Clinical Information

X-linked agammaglobulinemia (XLA) is a humoral primary immunodeficiency affecting male patients in approximately 1 in 200,000 live births. XLA is caused by variants in the Bruton tyrosine kinase gene (BTK), which results in a profound block in B-cell development within the bone marrow and a significant reduction, or complete absence, of mature B cells in peripheral blood.(1,2)

Approximately 85% of male patients with defects in early B-cell development have XLA. Due to the lack of mature B cells, XLA patients have markedly reduced levels of all major classes of immunoglobulins in the serum and are, therefore, susceptible to severe and recurrent bacterial infections.(2) Pneumonia, otitis media, enteritis, and recurrent sinopulmonary infections are among the key diagnostic clinical characteristics of the disease. The spectrum of infectious complications also includes enteroviral meningitis, septic arthritis, cellulitis, and empyema, among others. XLA typically manifests in male infants.(2) However, other patients present with milder phenotypes, resulting in diagnosis later in childhood or in adulthood. Delayed diagnoses can be partly explained by the variable severity of XLA, even within families in which the same variant is present. X-inactivation of this gene is not typical, and XLA in female patients has rarely been reported.(3) Therefore, female patients with clinical features that are identical to XLA should be first evaluated for autosomal recessive agammaglobulinemia and for XLA if their biological father is affected with the disease.
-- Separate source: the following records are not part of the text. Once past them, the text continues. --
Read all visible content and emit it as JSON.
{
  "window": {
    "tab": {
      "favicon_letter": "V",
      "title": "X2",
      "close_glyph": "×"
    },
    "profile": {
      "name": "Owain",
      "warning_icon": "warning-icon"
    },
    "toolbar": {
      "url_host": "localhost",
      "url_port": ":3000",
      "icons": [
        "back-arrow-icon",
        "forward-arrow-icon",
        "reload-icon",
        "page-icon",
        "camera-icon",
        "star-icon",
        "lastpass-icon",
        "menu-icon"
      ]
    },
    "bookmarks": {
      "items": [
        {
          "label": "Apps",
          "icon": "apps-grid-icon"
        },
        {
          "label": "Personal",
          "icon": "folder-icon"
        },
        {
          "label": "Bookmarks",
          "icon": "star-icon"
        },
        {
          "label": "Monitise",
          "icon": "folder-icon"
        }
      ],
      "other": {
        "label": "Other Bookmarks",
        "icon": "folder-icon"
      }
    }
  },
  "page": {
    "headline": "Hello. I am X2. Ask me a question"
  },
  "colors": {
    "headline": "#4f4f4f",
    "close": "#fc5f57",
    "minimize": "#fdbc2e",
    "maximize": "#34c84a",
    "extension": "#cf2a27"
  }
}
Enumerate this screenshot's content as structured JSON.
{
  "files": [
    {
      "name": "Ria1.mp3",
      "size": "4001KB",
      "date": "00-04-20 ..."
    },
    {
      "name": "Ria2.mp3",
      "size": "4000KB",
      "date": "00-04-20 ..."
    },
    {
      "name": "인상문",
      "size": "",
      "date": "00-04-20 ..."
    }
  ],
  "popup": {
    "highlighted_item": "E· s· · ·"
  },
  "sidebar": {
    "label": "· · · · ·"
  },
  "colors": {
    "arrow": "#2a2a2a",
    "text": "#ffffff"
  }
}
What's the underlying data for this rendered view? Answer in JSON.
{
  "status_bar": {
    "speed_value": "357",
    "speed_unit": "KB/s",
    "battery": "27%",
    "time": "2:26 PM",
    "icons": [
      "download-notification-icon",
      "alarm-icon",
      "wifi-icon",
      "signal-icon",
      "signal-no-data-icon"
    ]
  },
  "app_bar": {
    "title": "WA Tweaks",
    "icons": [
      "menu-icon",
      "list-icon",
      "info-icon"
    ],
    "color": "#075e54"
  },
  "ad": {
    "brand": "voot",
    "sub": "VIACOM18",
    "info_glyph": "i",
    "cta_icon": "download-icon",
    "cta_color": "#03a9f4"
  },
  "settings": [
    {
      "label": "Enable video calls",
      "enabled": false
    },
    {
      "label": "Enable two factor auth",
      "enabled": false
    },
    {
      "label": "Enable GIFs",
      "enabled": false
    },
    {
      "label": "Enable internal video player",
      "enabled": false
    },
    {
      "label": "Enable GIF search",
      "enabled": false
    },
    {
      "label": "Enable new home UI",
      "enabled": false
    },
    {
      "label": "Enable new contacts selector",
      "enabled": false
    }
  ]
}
A diagnosis of XLA should be suspected in male patients with early-onset bacterial infections, marked reduction in all classes of serum immunoglobulins, and absent B cells (CD19+ cells). The decrease in numbers of peripheral B cells is a key feature, although this can also be seen in a small subset of patients with common variable immunodeficiency. Conversely, some BTK variants can preserve small numbers of circulating B cells and, therefore, all 3 of the criteria mentioned above need to be evaluated.(2)

The preferred approach for confirming a diagnosis of XLA in male patients and identifying female carriers requires testing for the BTK protein expression on B cells by flow cytometry and genetic testing for a BTK variant. Patients can be screened for the presence of BTK protein by flow cytometry (BTK / Bruton Tyrosine Kinase [BTK], Protein Expression, Flow Cytometry, Blood); however, normal results by flow cytometry do not rule out the presence of a BTK variant with normal protein expression but aberrant protein function. The diagnosis is confirmed only in those individuals with appropriate clinical history who have a disease-causing variant identified within BTK by gene sequencing or who have male family members with hypogammaglobulinemia with absent or low B cells.